23 per cent of companies reporting a reduction in marketing budgets compared to 22 per cent that reported a rise. So the net balance was just minus 1.1 per cent, (compared to one per cent in Q1).
This revision suggests it will be touch and go whether total marketing spend will increase at all this year, as had been forecast by most parties at the start of the year. Final data for 2011 reveals a decline of 1.7 per cent, worse than all the forecasts.
Marketers are always unwilling to admit in these surveys that business confidence is going down the tubes even when it is. But it’s clear that any such confidence is declining rapidly, the survey recording a net balance (optimists versus pessimists) dropping from one per cent in Q1 to 16.8 per cent for industry as a whole and plus 2.1 per cent in relation to respondents’ own businesses. The comparable figure for the latter in Q1 was a scarcely credible plus 19.1 per cent. Given that marketers always think their own companies will buck the trend (otherwise they might be out of a job) this is disaster-ville.
Reasons given are the evaporation of hopes at the start of the year that the world economy had turned a corner. But the the eurozone financial crisis has dragged on, other economies are scaling back (the US and China in particular, the two largest) and cautious companies are choosing to sit on the $1.7 trillion dollars we keep reading they’ve stashed away rather than invest it in countries whose currencies may shortly be devalued.
So the estimate for media as a whole in Q2 is for a drop in expenditure of about one per cent with only online advertising (up about five per cent ) and search (up seven per cent) bucking the trend.
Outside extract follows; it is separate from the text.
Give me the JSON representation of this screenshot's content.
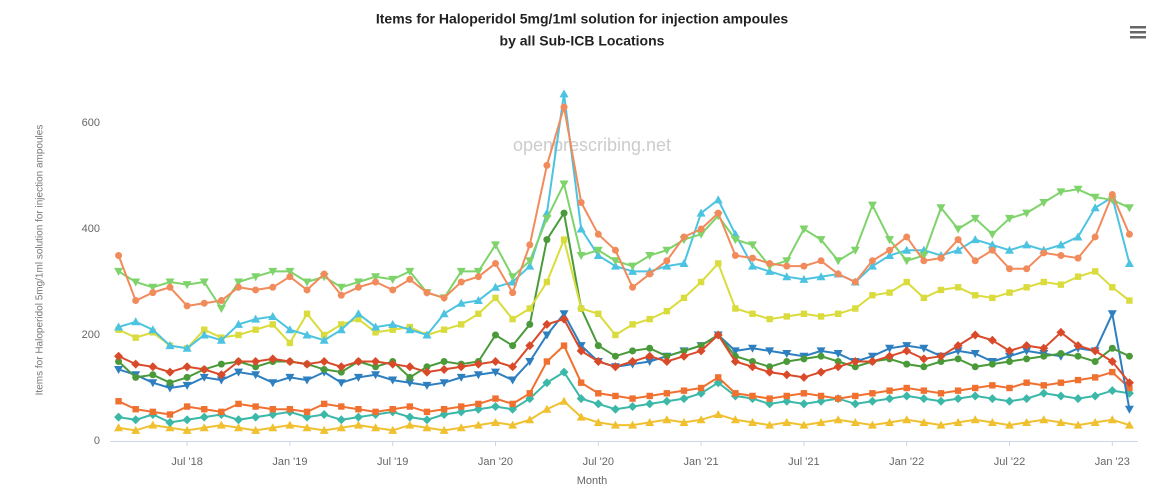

But the odds are that the reality will be far worse than this.
Bellwether author Chris Williamson, chief economist at research company Markit, says “The second quarter saw some fairly typical risk aversion creeping in to marketing plans as the economic outlook dimmed and sales often disappointed. Business confidence has taken a step back again, having perked up briefly at the start of the year, which has caused companies to review their planned spend on marketing this year.
“The focus has been on cutting back on main media advertising, direct marketing and below-the-line activities and reallocating that money towards sales promotions and the internet, both of which are often cited as a means to quickly grow sales, especially in a downturn when customers are particularly cost conscious.
“The downturn in confidence is not surprising given recent events in the euro area, which is the UK’s main trading partner, and gloomy domestic economic news in recent weeks. However, it is reassuring to see that confidence is nothing like as negative as we saw late last year and any upturn in business optimism could soon feed through to higher marketing spend, and the Olympics should of course also provide a boost in the third quarter.”
Well we hope you’re right Chris.
Some of us might aver that, with austerity fans George Osborne (left) and Danny Alexander in charge at the Treasury, the UK economy (which is not part of the eurozone) and consequently the ad market is unlikely to improve any time soon.